Olivier Ponsini 1, * Claude Michel 1 Michel Rueher 1
* Corresponding author
1 Laboratoire d'Informatique, Signaux, et Systèmes de Sophia-Antipolis (I3S) / Equipe CEP
Laboratoire I3S - MDSC - Modèles Discrets pour les Systèmes Complexes
Abstract : Static value analysis is a classical approach for verifying programs with floating-point computations. Value analysis mainly relies on abstract interpretation and over-approximates the possible values of program variables. State-of-the-art tools may however compute over-approximations that can be rather coarse for some very usual program expressions. In this paper, we show that constraint solvers can significantly refine approximations computed with abstract interpretation tools.
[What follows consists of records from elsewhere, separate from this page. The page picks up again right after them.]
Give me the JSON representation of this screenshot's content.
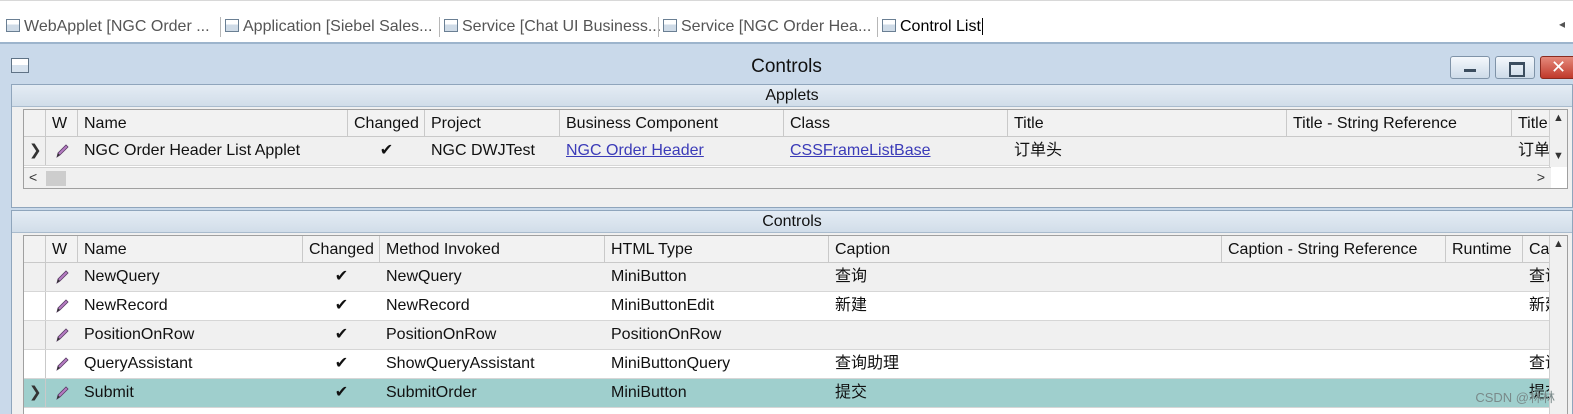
{
  "tabs": [
    {
      "label": "WebApplet [NGC Order ..."
    },
    {
      "label": "Application [Siebel Sales..."
    },
    {
      "label": "Service [Chat UI Business..."
    },
    {
      "label": "Service [NGC Order Hea..."
    },
    {
      "label": "Control List"
    }
  ],
  "tab_scroll_glyph": "◂",
  "window": {
    "title": "Controls",
    "close_glyph": "✕"
  },
  "applets": {
    "section_title": "Applets",
    "columns": [
      "W",
      "Name",
      "Changed",
      "Project",
      "Business Component",
      "Class",
      "Title",
      "Title - String Reference",
      "Title"
    ],
    "rows": [
      {
        "name": "NGC Order Header List Applet",
        "changed": "✔",
        "project": "NGC DWJTest",
        "business_component": "NGC Order Header",
        "class": "CSSFrameListBase",
        "title": "订单头",
        "title_string_ref": "",
        "title2": "订单头"
      }
    ]
  },
  "controls": {
    "section_title": "Controls",
    "columns": [
      "W",
      "Name",
      "Changed",
      "Method Invoked",
      "HTML Type",
      "Caption",
      "Caption - String Reference",
      "Runtime",
      "Caption"
    ],
    "rows": [
      {
        "name": "NewQuery",
        "changed": "✔",
        "method": "NewQuery",
        "html_type": "MiniButton",
        "caption": "查询",
        "caption2": "查询"
      },
      {
        "name": "NewRecord",
        "changed": "✔",
        "method": "NewRecord",
        "html_type": "MiniButtonEdit",
        "caption": "新建",
        "caption2": "新建"
      },
      {
        "name": "PositionOnRow",
        "changed": "✔",
        "method": "PositionOnRow",
        "html_type": "PositionOnRow",
        "caption": "",
        "caption2": ""
      },
      {
        "name": "QueryAssistant",
        "changed": "✔",
        "method": "ShowQueryAssistant",
        "html_type": "MiniButtonQuery",
        "caption": "查询助理",
        "caption2": "查询"
      },
      {
        "name": "Submit",
        "changed": "✔",
        "method": "SubmitOrder",
        "html_type": "MiniButton",
        "caption": "提交",
        "caption2": "提交"
      }
    ],
    "selected_index": 4
  },
  "selection_glyph": "❯",
  "scroll_glyphs": {
    "up": "▲",
    "down": "▼",
    "left": "<",
    "right": ">"
  },
  "watermark": "CSDN @林林"
}
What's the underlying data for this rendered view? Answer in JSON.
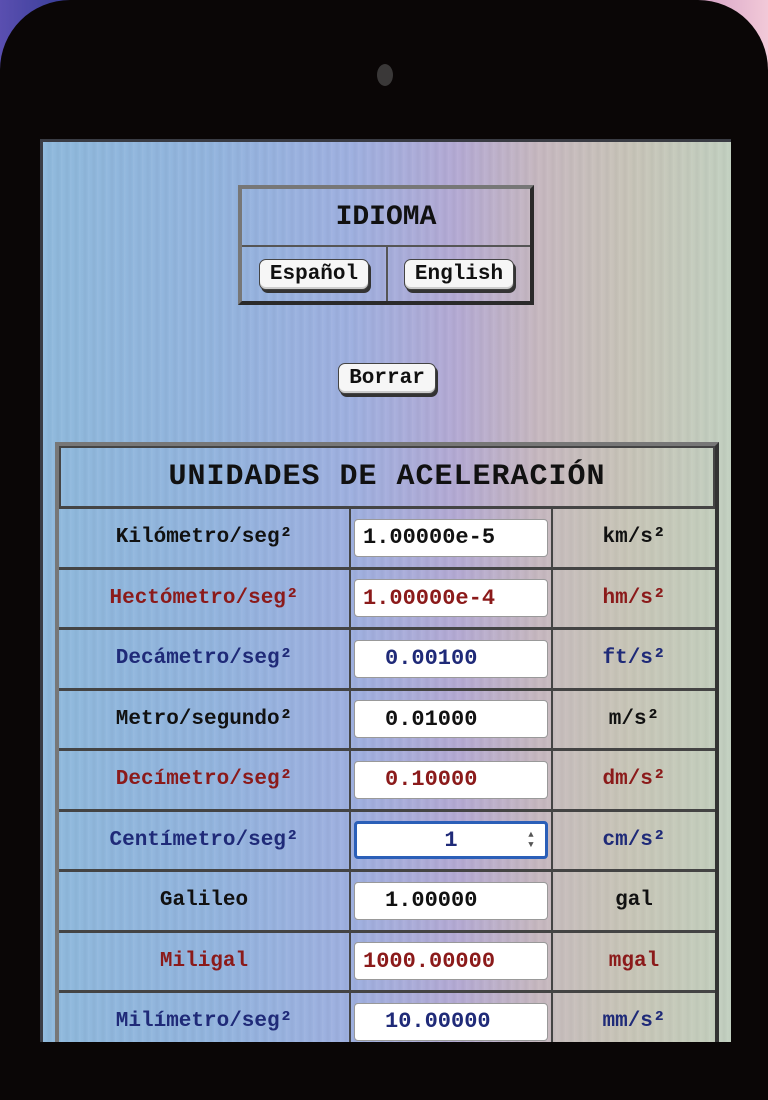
{
  "language_panel": {
    "title": "IDIOMA",
    "spanish_label": "Español",
    "english_label": "English"
  },
  "clear_button_label": "Borrar",
  "converter": {
    "title": "UNIDADES DE ACELERACIÓN",
    "colors": {
      "black": "#111111",
      "red": "#8b1a1a",
      "blue": "#1f2a78"
    },
    "rows": [
      {
        "label": "Kilómetro/seg²",
        "value": "1.00000e-5",
        "unit": "km/s²",
        "color": "#111111",
        "align": "left"
      },
      {
        "label": "Hectómetro/seg²",
        "value": "1.00000e-4",
        "unit": "hm/s²",
        "color": "#8b1a1a",
        "align": "left"
      },
      {
        "label": "Decámetro/seg²",
        "value": "0.00100",
        "unit": "ft/s²",
        "color": "#1f2a78",
        "align": "indent"
      },
      {
        "label": "Metro/segundo²",
        "value": "0.01000",
        "unit": "m/s²",
        "color": "#111111",
        "align": "indent"
      },
      {
        "label": "Decímetro/seg²",
        "value": "0.10000",
        "unit": "dm/s²",
        "color": "#8b1a1a",
        "align": "indent"
      },
      {
        "label": "Centímetro/seg²",
        "value": "1",
        "unit": "cm/s²",
        "color": "#1f2a78",
        "align": "center",
        "focused": true
      },
      {
        "label": "Galileo",
        "value": "1.00000",
        "unit": "gal",
        "color": "#111111",
        "align": "indent"
      },
      {
        "label": "Miligal",
        "value": "1000.00000",
        "unit": "mgal",
        "color": "#8b1a1a",
        "align": "left"
      },
      {
        "label": "Milímetro/seg²",
        "value": "10.00000",
        "unit": "mm/s²",
        "color": "#1f2a78",
        "align": "indent"
      }
    ]
  }
}
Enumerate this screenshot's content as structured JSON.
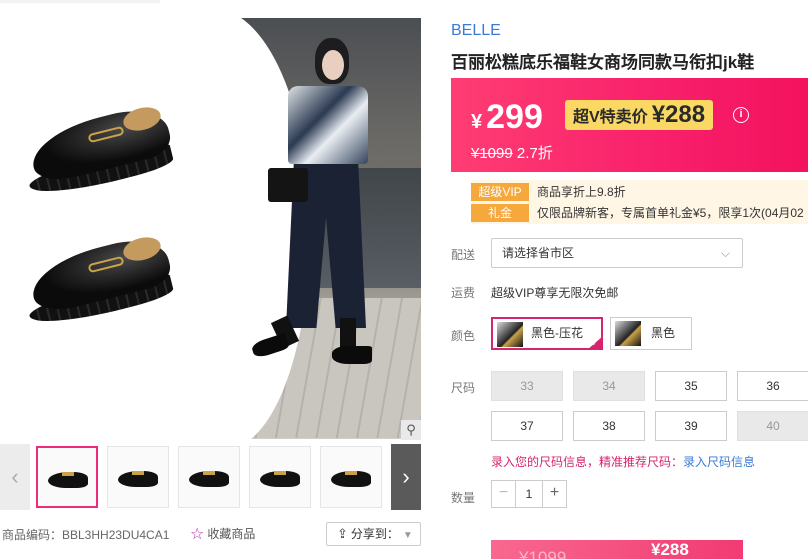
{
  "gallery": {
    "zoom_icon": "magnifier-icon",
    "prev_glyph": "‹",
    "next_glyph": "›",
    "thumb_count": 6
  },
  "footer": {
    "sku_label": "商品编码：BBL3HH23DU4CA1",
    "favorite_label": "收藏商品",
    "share_label": "分享到："
  },
  "product": {
    "brand": "BELLE",
    "title": "百丽松糕底乐福鞋女商场同款马衔扣jk鞋"
  },
  "price": {
    "currency": "¥",
    "current": "299",
    "svip_label": "超V特卖价",
    "svip_price": "¥288",
    "original": "¥1099",
    "discount": "2.7折"
  },
  "promotions": [
    {
      "tag": "超级VIP",
      "text": "商品享折上9.8折"
    },
    {
      "tag": "礼金",
      "text": "仅限品牌新客，专属首单礼金¥5，限享1次(04月02"
    }
  ],
  "delivery": {
    "label": "配送",
    "placeholder": "请选择省市区"
  },
  "shipping": {
    "label": "运费",
    "text": "超级VIP尊享无限次免邮"
  },
  "colors": {
    "label": "颜色",
    "options": [
      {
        "name": "黑色-压花",
        "selected": true
      },
      {
        "name": "黑色",
        "selected": false
      }
    ]
  },
  "sizes": {
    "label": "尺码",
    "options": [
      {
        "value": "33",
        "available": false
      },
      {
        "value": "34",
        "available": false
      },
      {
        "value": "35",
        "available": true
      },
      {
        "value": "36",
        "available": true
      },
      {
        "value": "37",
        "available": true
      },
      {
        "value": "38",
        "available": true
      },
      {
        "value": "39",
        "available": true
      },
      {
        "value": "40",
        "available": false
      }
    ],
    "tip": "录入您的尺码信息，精准推荐尺码：",
    "tip_link": "录入尺码信息"
  },
  "quantity": {
    "label": "数量",
    "value": "1",
    "minus": "−",
    "plus": "+"
  },
  "buy": {
    "old_price": "¥1099",
    "new_price": "¥288"
  },
  "colors_theme": {
    "accent": "#ee2a7b",
    "price_banner": "#f81f6b",
    "svip_badge": "#fbd863",
    "promo_tag": "#f6a83c",
    "link": "#3a7bd5"
  }
}
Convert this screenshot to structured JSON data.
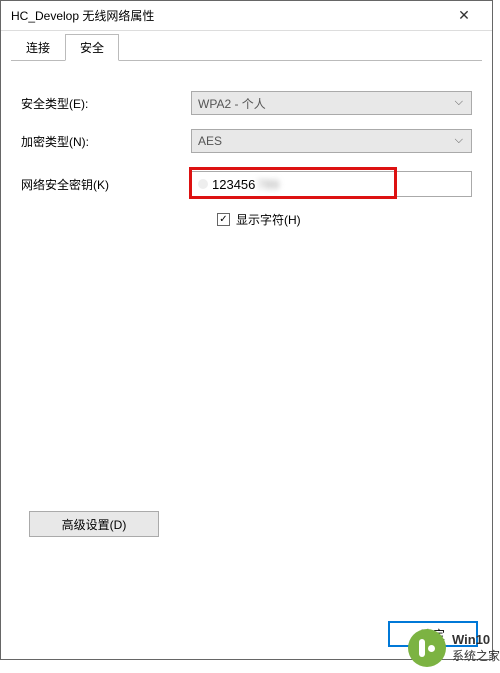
{
  "window": {
    "title": "HC_Develop 无线网络属性"
  },
  "tabs": {
    "connect": "连接",
    "security": "安全"
  },
  "form": {
    "security_type_label": "安全类型(E):",
    "security_type_value": "WPA2 - 个人",
    "encryption_type_label": "加密类型(N):",
    "encryption_type_value": "AES",
    "network_key_label": "网络安全密钥(K)",
    "network_key_value": "123456",
    "network_key_hidden_suffix": "789",
    "show_chars_label": "显示字符(H)",
    "show_chars_checked": true
  },
  "buttons": {
    "advanced": "高级设置(D)",
    "ok": "确定"
  },
  "watermark": {
    "line1": "Win10",
    "line2": "系统之家"
  }
}
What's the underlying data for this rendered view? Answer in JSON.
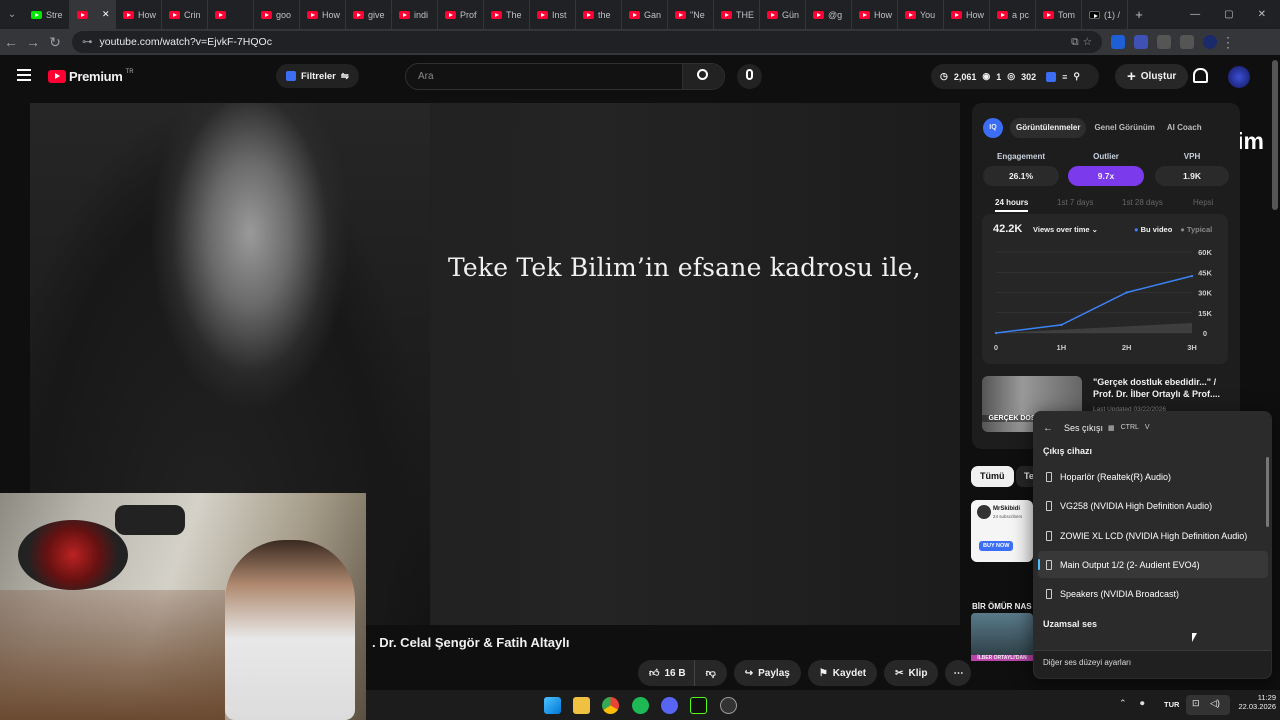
{
  "browser": {
    "tabs": [
      "Stre",
      "",
      "How",
      "Crin",
      "",
      "goo",
      "How",
      "give",
      "indi",
      "Prof",
      "The",
      "Inst",
      "the",
      "Gan",
      "\"Ne",
      "THE",
      "Gün",
      "@g",
      "How",
      "You",
      "How",
      "a pc",
      "Tom",
      "(1) /"
    ],
    "url": "youtube.com/watch?v=EjvkF-7HQOc",
    "new_tab_icon": "plus-icon"
  },
  "youtube": {
    "logo": "Premium",
    "logo_region": "TR",
    "filters": "Filtreler",
    "search_placeholder": "Ara",
    "stats": {
      "views": "2,061",
      "a": "1",
      "b": "302"
    },
    "create": "Oluştur"
  },
  "video": {
    "subtitle": "Teke Tek Bilim’in efsane kadrosu ile,",
    "title": ". Dr. Celal Şengör & Fatih Altaylı",
    "likes": "16 B",
    "share": "Paylaş",
    "save": "Kaydet",
    "clip": "Klip"
  },
  "panel": {
    "tabs": [
      "Görüntülenmeler",
      "Genel Görünüm",
      "AI Coach"
    ],
    "metrics": [
      {
        "label": "Engagement",
        "value": "26.1%"
      },
      {
        "label": "Outlier",
        "value": "9.7x"
      },
      {
        "label": "VPH",
        "value": "1.9K"
      }
    ],
    "ranges": [
      "24 hours",
      "1st 7 days",
      "1st 28 days",
      "Hepsi"
    ],
    "chart_total": "42.2K",
    "chart_mode": "Views over time",
    "legend": [
      "Bu video",
      "Typical"
    ],
    "related_title": "\"Gerçek dostluk ebedidir...\" / Prof. Dr. İlber Ortaylı & Prof....",
    "related_updated": "Last Updated 03/22/2026",
    "thumb_text": "GERÇEK DOSTLUK EBED",
    "chip_all": "Tümü",
    "chip_second": "Te",
    "side_label": "BİR ÖMÜR NAS",
    "side_sub": "İLBER ORTAYLI'DAN",
    "ad_name": "MrSkibidi",
    "ad_subs": "24 subscribers",
    "ad_buy": "BUY NOW"
  },
  "chart_data": {
    "type": "line",
    "x": [
      "0",
      "1H",
      "2H",
      "3H"
    ],
    "series": [
      {
        "name": "Bu video",
        "values": [
          0,
          6000,
          30000,
          42200
        ]
      }
    ],
    "ylim": [
      0,
      60000
    ],
    "yticks": [
      "60K",
      "45K",
      "30K",
      "15K",
      "0"
    ],
    "grid": true,
    "legend_position": "top-right",
    "colors": {
      "line": "#3b82f6",
      "typical": "#555555"
    }
  },
  "audio": {
    "header": "Ses çıkışı",
    "shortcut_keys": [
      "CTRL",
      "V"
    ],
    "section": "Çıkış cihazı",
    "devices": [
      "Hoparlör (Realtek(R) Audio)",
      "VG258 (NVIDIA High Definition Audio)",
      "ZOWIE XL LCD (NVIDIA High Definition Audio)",
      "Main Output 1/2 (2- Audient EVO4)",
      "Speakers (NVIDIA Broadcast)"
    ],
    "spatial": "Uzamsal ses",
    "more": "Diğer ses düzeyi ayarları"
  },
  "taskbar": {
    "lang": "TUR",
    "time": "11:29",
    "date": "22.03.2026"
  },
  "watermark": "Pindirim",
  "colors": {
    "accent": "#7c3aed",
    "yt_red": "#ff0033",
    "link_blue": "#3ea6ff"
  }
}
More precisely, we introduce a hybrid approach combining abstract interpretation and constraint programming techniques in a single static and automatic analysis. This hybrid approach benefits of the strong points of abstract interpretation and constraint programming techniques, and thus, it is more effective than static analysers and constraint solvers, when used separately. We compared the efficiency of the system we developed---named rAiCp--with state-of-the-art static analyzers: rAiCp produces substantially more precise approximations and is able to check program properties on both academic and industrial benchmarks.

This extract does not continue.